With consolidation comes change for Boscobel’s Wilson State Nursery, though it’s more a matter of mission than production.
“We are broadening the scope of our mission,” explained Joe Vande Hey, who is now the Reforestation Team Leader and Nursery Superintendent.
The expanded focus means more regeneration and restoration work, according to Vande Hey. And that focus is no longer just on southern Wisconsin. It is the entire state.
“What we are growing now are key timber species and bushes that are good for wildlife habitat,” Vande Hey explained. “All of them are native to the state. We are working on a lot more restoration; so trees like swamp and white oak, white maple, and such. We did not focus on these trees before.”
In southern Wisconsin, the program is producing a great deal of red oak and walnut, two of the most economically valuable trees.
Restoration is an important focus as the state seeks to help fill in blanks in the landscape created by diseases like Emerald Ash Borer infestations or the butternut canker.
He also noted that failing to manage land and to replant key species is altering the landscape. Southern Wisconsin was a land of red oak and hickory, but without management to replace the fire that once cleared the overstory, they are disappearing from our landscape.
A little further north into central Wisconsin, you found more maple trees and a scattering of yellow birch populations. Into the upper reaches of the state, mixed age forests are the norm.
The state offers tax credits to landowners who enter into Managed Forest agreements, Vande Hey noted. That can help offset the cost of forested lands, as opposed to agricultural acreage.

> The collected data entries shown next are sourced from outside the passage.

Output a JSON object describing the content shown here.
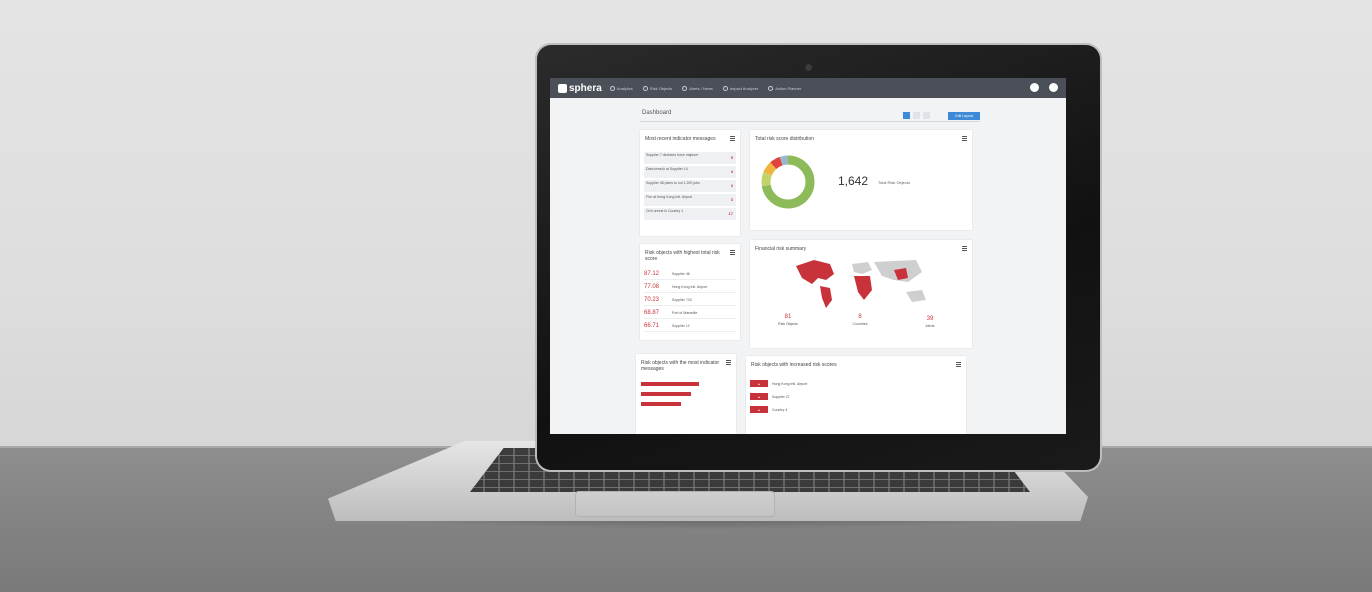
{
  "app": {
    "brand": "sphera",
    "nav": [
      "Analytics",
      "Risk Objects",
      "Alerts / News",
      "Impact Analyzer",
      "Action Planner"
    ]
  },
  "dashboard": {
    "title": "Dashboard",
    "edit_label": "Edit Layout"
  },
  "indicator_messages": {
    "title": "Most recent indicator messages",
    "items": [
      {
        "text": "Supplier 7 declares force majeure",
        "count": "5"
      },
      {
        "text": "Data breach at Supplier 14",
        "count": "4"
      },
      {
        "text": "Supplier 48 plans to cut 1,200 jobs",
        "count": "3"
      },
      {
        "text": "Fire at Hong Kong Intl. Airport",
        "count": "3"
      },
      {
        "text": "Civil unrest in Country 1",
        "count": "17"
      }
    ]
  },
  "total_risk": {
    "title": "Total risk score distribution",
    "total": "1,642",
    "total_label": "Total Risk Objects"
  },
  "highest_risk": {
    "title": "Risk objects with highest total risk score",
    "items": [
      {
        "score": "87.12",
        "name": "Supplier 46"
      },
      {
        "score": "77.08",
        "name": "Hong Kong Intl. Airport"
      },
      {
        "score": "70.23",
        "name": "Supplier 743"
      },
      {
        "score": "68.87",
        "name": "Port of Marseille"
      },
      {
        "score": "66.71",
        "name": "Supplier 12"
      }
    ]
  },
  "financial": {
    "title": "Financial risk summary",
    "stats": [
      {
        "value": "81",
        "label": "Risk Objects"
      },
      {
        "value": "8",
        "label": "Countries"
      },
      {
        "value": "39",
        "label": "Alerts"
      }
    ]
  },
  "most_indicator": {
    "title": "Risk objects with the most indicator messages"
  },
  "increased_risk": {
    "title": "Risk objects with increased risk scores",
    "items": [
      {
        "name": "Hong Kong Intl. Airport"
      },
      {
        "name": "Supplier 27"
      },
      {
        "name": "Country 4"
      }
    ]
  }
}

Late last year, the Department of Natural Resources announced the decision to consolidate seedling production at Wilson State Nursery in Boscobel. Hayward State Nursery and Griffith State Nursery, while no longer producing seedlings, are still being used for a variety of purposes, including seed cleaning and storage, seed orchards, herbicide and other trials, and research plots.
As a result of moving all seedling production to Wilson State Nursery and refocusing on broader reforestation efforts, the staffing structure was modified to reflect its new direction. The changes include going from three supervisors to one for the program, going from three Assistant Nursery Managers to one, and creating a new Regeneration Specialist position. The changes went into effect September 6, 2015.
The new Reforestation Team Leader/Nursery Superintendent is Joe Vande Hey. The new Assistant Nursery Manager for the Reforestation Program is Roger Bohringer. And the new Regeneration Specialist is Jeremiah Auer.
“We are not at full capacity (in the nursery), we are at about half our capacity of around 4 million conifers and hardwood trees here,” Vande Hey explained.
Those trees now have to ship over a longer period of time, so the crews need to make sure they are kept dormant as long as possible through proper storage and refrigeration.
How they handle those trees in the field won’t take more time or people, he explained. But grading the trees, an expanded responsibility, does. To that end, the nursery has entered into a partnership with the Boscobel prison. The nursery sends truckloads of seedlings to the prison to be sorted and graded by WSPF inmates.
“Lifting three million trees is not a big deal, but grading them is time consuming,” Vande Hey said. Even with the prison partnership, this means a longer season for his seasonal crew.
But perhaps the biggest change of all is one that has been building for many years and led to the consolidation of nurseries and a broadening of their mission. The demand for seedling trees has diminished.
“The biggest challenge is convincing landowners to plant trees,” Vande Hey acknowledged. “But trees are a good long term investment and they are not a lot of work except at the outset when you plant them.”
They are our greatest renewable resource, the nursery superintendent quipped.
And with the help of the nursery, you can ensure that the native trees continue to grace the hillsides of Wisconsin and provide some income as well. After all, Vande Hey noted, the most valuable woods these days by board foot happen to be hardwoods, the very thing those of us in southern Wisconsin are being encouraged to plant.